Blogue, Médicaments génériques   |   12 COMMENTAIRES  |   vendredi 5 février 2010

Dans le cadre de son programme public d’assurance médicaments, le Québec, comme le reste du Canada, paie trop cher ses médicaments génériques. En suivant les traces des politiques de l’Ontario ou de l’Alberta, le gouvernement du Québec pourrait économiser plus de 300 millions de dollars par année. En devançant, pour une fois, l’ensemble du Canada, il économiserait encore plus.

D’abord quelques faits. Le Québec arrive au deuxième rang du palmarès canadien des dépenses en médicaments. La Nouvelle-Écosse arrive en tête de liste avec des dépenses par habitant de 1030 $. L’Ontario arrive en quatrième place. Au Québec, la dépense se chiffre à 963 $. La moyenne canadienne se situe à 897 $. Le régime public d’assurance médicaments assume 44 % des frais au Québec. 37 % en Ontario.

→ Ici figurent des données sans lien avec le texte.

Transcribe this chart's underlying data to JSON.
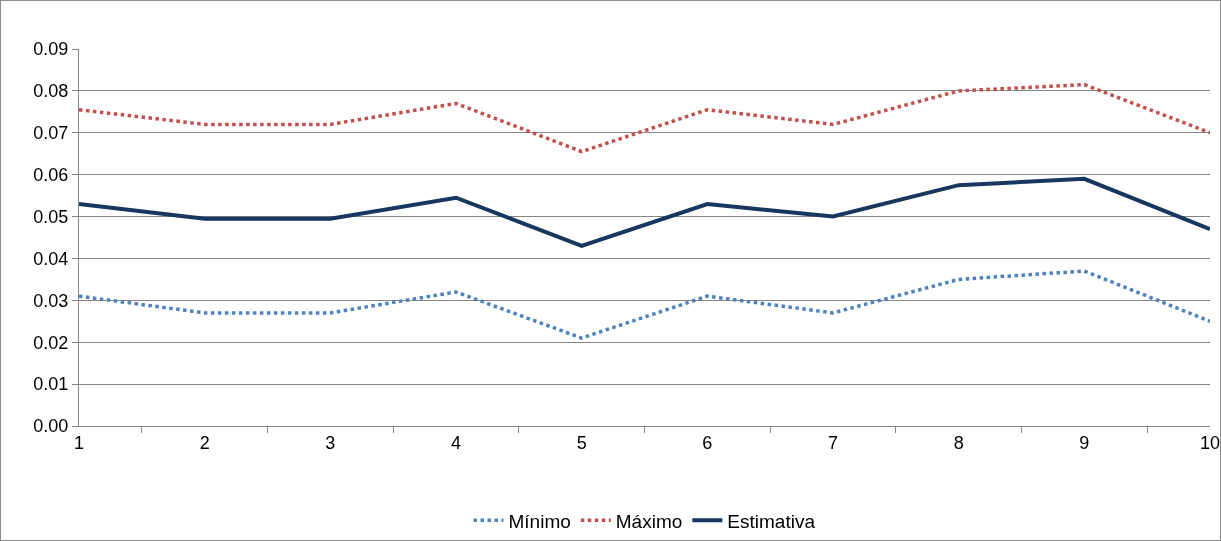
{
  "chart_data": {
    "type": "line",
    "categories": [
      "1",
      "2",
      "3",
      "4",
      "5",
      "6",
      "7",
      "8",
      "9",
      "10"
    ],
    "series": [
      {
        "name": "Mínimo",
        "color": "#4f81bd",
        "line_style": "dotted",
        "values": [
          0.031,
          0.027,
          0.027,
          0.032,
          0.021,
          0.031,
          0.027,
          0.035,
          0.037,
          0.025
        ]
      },
      {
        "name": "Máximo",
        "color": "#c0504d",
        "line_style": "dotted",
        "values": [
          0.0755,
          0.072,
          0.072,
          0.077,
          0.0655,
          0.0755,
          0.072,
          0.08,
          0.0815,
          0.07
        ]
      },
      {
        "name": "Estimativa",
        "color": "#17375e",
        "line_style": "solid",
        "values": [
          0.053,
          0.0495,
          0.0495,
          0.0545,
          0.043,
          0.053,
          0.05,
          0.0575,
          0.059,
          0.047
        ]
      }
    ],
    "ylim": [
      0,
      0.09
    ],
    "yticks": [
      {
        "value": 0,
        "label": "0.00"
      },
      {
        "value": 0.01,
        "label": "0.01"
      },
      {
        "value": 0.02,
        "label": "0.02"
      },
      {
        "value": 0.03,
        "label": "0.03"
      },
      {
        "value": 0.04,
        "label": "0.04"
      },
      {
        "value": 0.05,
        "label": "0.05"
      },
      {
        "value": 0.06,
        "label": "0.06"
      },
      {
        "value": 0.07,
        "label": "0.07"
      },
      {
        "value": 0.08,
        "label": "0.08"
      },
      {
        "value": 0.09,
        "label": "0.09"
      }
    ],
    "grid": "y",
    "legend": "bottom",
    "marker": "none"
  }
}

Les dépenses totales en médicaments sont en progression constante au Québec. En 1985, elle représentait 833 millions de dollars. En 1995, elles se situaient à 2,5 milliards $. En 2005, elles étaient de l’ordre de 5,8 milliards $ et en 2008, la dépense totale atteignait la somme colossale de 7,4 milliards $.  Au Québec, 20,7 % des dépenses en santé servent à acheter des médicaments alors que la moyenne canadienne est estimée à 17,4 %. Chaque point de pourcentage qui sépare le Québec de la moyenne canadienne équivaut à une dépense supplémentaire de 406 millions $.

En Alberta, la politique prévoit réduire de 30 % le prix des médicaments génériques à compter d’avril 2010. En Ontario, la mise en application d’une politique similaire prévoit réaliser des économies de l’ordre 277 millions $.

Croyez-vous que le Québec devrait instaurer une politique visant à payer les médicaments génériques moins cher?

* Le blogue est géré par un administrateur externe. Il se peut donc qu’il y ait un délai entre l’envoi de votre commentaire et sa parution.

12 commentaires

  1. La démarche est déjà en partie entammée… Depuis plus d’un an, un PMP (Prix maximal payable) est imposé à certains produits des compagnies génériques. Il s’agit d’un excédent chargé au patient… Dans certains groupes de produits, il n’existe aucun médicament couvert « normalement », tous les génériques de ce groupe peuvent être soumis au PMP.
    Ainsi, c’est comme si pour votre auto, vous avez eu un accident avec une camionette!! Et bien, ça cause plus de dommage qu’un petit véhicule donc l’assurance charge une franchise plus élevée et vous devez également débourser un pourcentage de la réparation, mais ce n’est pas de votre faute! Il est donc acceptable que la Régie autorise un PPB (plus le plus bas), c’est-à-dire que la Régie paye pour le produit le moins cher et qu’elle paye aussi les autres médicaments disponibles du groupe, mais jusqu’à l’occurence du prix le plus bas… (c’est comme l’exemple de votre véhicule = vous voulez une peinture de plus grande qualité?? ou faire affaire avec un concessionnaire qui charge plus cher, alors votre assureur rembourse le prix du plus bas! (mais pas moins bon…).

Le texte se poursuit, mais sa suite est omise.